Timor devastation 'worse than Bosnia'

BAUCAU, East Timor (AFP): Portuguese President Jorge Sampaio on Monday described the devastation in East Timor as "worse than Bosnia" and appealed to international donors to speed up their aid to the territory.

"It's worse than Bosnia," he told a press conference at this coastal city on the second day of a three day visit.

"I never thought I would see something like this. One could not think that small little houses, corrugated-roofed little houses could be so systematically destroyed," he said of the havoc wreaked by Indonesian armed forces-backed militia after East Timorese voted for independence last year.

"It's necessary that the pledge announced at the donors conferences and the different trust funds must be materialized."

Whole cities were razed to the ground in the militia reign of terror, hundreds killed and more than 250,000 people either fled or were deported before international troops landed on September 20 to halt the rampage.

"We all have the feeling that there is a sense of urgency ... it's a great responsibility for the international community," Sampaio said.

Speaking outside the Baucau church and at a press conference, the president emphasized Portugal's own aid was extended "only as a friend," and that Lisbon had no dreams of recolonizing East Timor, which it ruled for 400 years before the 1975 Indonesian invasion.

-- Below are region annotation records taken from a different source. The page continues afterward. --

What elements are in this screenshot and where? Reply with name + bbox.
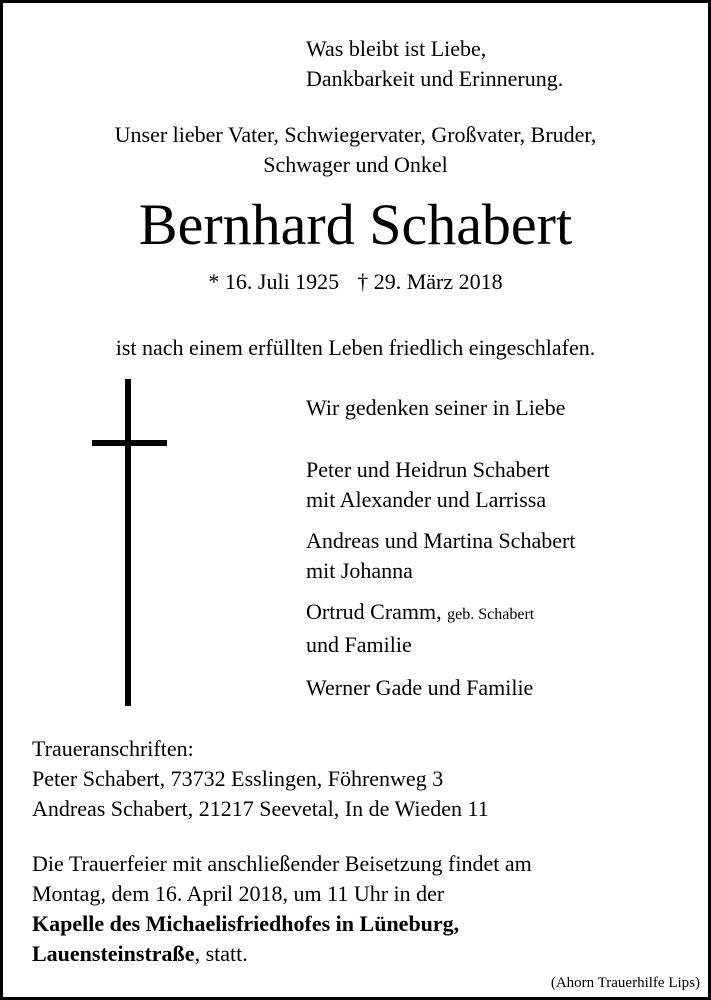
cross-icon <box>125 379 131 706</box>
address-line: Andreas Schabert, 21217 Seevetal, In de Wieden 11 <box>32 796 489 821</box>
maiden-name-note: geb. Schabert <box>447 606 535 623</box>
ceremony-line: Montag, dem 16. April 2018, um 11 Uhr in der <box>32 881 445 906</box>
mourner-group <box>306 597 534 660</box>
mourner-line: mit Alexander und Larrissa <box>306 487 547 512</box>
motto-line: Dankbarkeit und Erinnerung. <box>306 66 564 91</box>
passed-text: ist nach einem erfüllten Leben friedlich eingeschlafen. <box>115 335 596 360</box>
mourner-line: Werner Gade und Familie <box>306 675 534 700</box>
cross-icon-bar <box>92 440 167 446</box>
credit: (Ahorn Trauerhilfe Lips) <box>550 975 700 991</box>
birth-date: * 16. Juli 1925 <box>208 269 340 294</box>
mourner-group <box>306 673 533 703</box>
mourners-heading: Wir gedenken seiner in Liebe <box>306 395 566 420</box>
intro-line: Schwager und Onkel <box>263 152 448 177</box>
addresses-heading: Traueranschriften: <box>32 736 194 761</box>
ceremony-line-end: , statt. <box>194 941 248 966</box>
mourner-line: mit Johanna <box>306 558 413 583</box>
ceremony-line: Die Trauerfeier mit anschließender Beisetzung findet am <box>32 851 532 876</box>
motto <box>306 34 563 94</box>
mourner-line: Peter und Heidrun Schabert <box>306 457 550 482</box>
address-line: Peter Schabert, 73732 Esslingen, Föhrenweg 3 <box>32 766 444 791</box>
life-dates <box>3 267 708 297</box>
mourner-line: Ortrud Cramm, <box>306 599 442 624</box>
motto-line: Was bleibt ist Liebe, <box>306 36 487 61</box>
intro-line: Unser lieber Vater, Schwiegervater, Großvater, Bruder, <box>114 122 597 147</box>
mourner-group <box>306 455 550 515</box>
addresses <box>32 734 489 824</box>
mourner-line: und Familie <box>306 632 412 657</box>
deceased-name: Bernhard Schabert <box>138 192 573 257</box>
ceremony-location: Kapelle des Michaelisfriedhofes in Lüneburg, <box>32 911 460 936</box>
mourner-group <box>306 526 575 586</box>
intro-text <box>3 120 708 180</box>
death-date: † 29. März 2018 <box>357 269 503 294</box>
ceremony-info <box>32 849 532 969</box>
mourner-line: Andreas und Martina Schabert <box>306 528 576 553</box>
ceremony-street: Lauensteinstraße <box>32 941 195 966</box>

"We cannot impose anything. Portugal has nothing to demand of East Timor. Portugal has a duty, a duty in the context of international community, to help the United Nations and the Timorese so that the (reconstruction) initiative can become a reality," he said.

"(The attention of the world) is focused on the day-to-day lives of the Timorese ... you must respond to the world, you must say that you know that the struggle now is for peace, for security, for reconstruction and national reconciliation."

Earlier Monday, Sampaio decorated East Timorese Bishop Basilio do Nascimento with one of his country's highest honors, the Great Cross of the Order of Liberty.

"Don Basilio was in his own way a hero, a hero of freedom," the president said, as he presented the bishop with the yellow and white sash from which the medallion was suspended.

Nascimento, the bishop of Baucau, worked hand in hand with the local Indonesian military commander and the local pro-Jakarta militia and resistance to save the town from the wave of violence that destroyed the rest of the country after last year's independence vote.

"I share this honor with my religious colleagues, with men of the resistance, and members of the local government," he told Sampaio.

"I hope to share it with some Indonesians, the military commander, the police commander, the commander of the militia" in Baucau, he added.

UN personnel working in Baucau during and after the Aug. 30 ballot in which East Timorese voted overwhelmingly for independence from Indonesia, have said Baucau was a unique model of cooperation.

Because of that, they said, it was the only city in East Timor to escape being virtually destroyed.

Sampaio is the first Portuguese head of state to visit the tiny half-island, which was a colony of Lisbon before Portugal's abrupt withdrawal in 1975 triggered Indonesia's invasion and 24- year occupation.

Sampaio received news from Portugal on Monday that his mother had died. East Timorese independence leader Xanana Gusmao, who accompanied Sampaio to Baucau, was seen consoling him.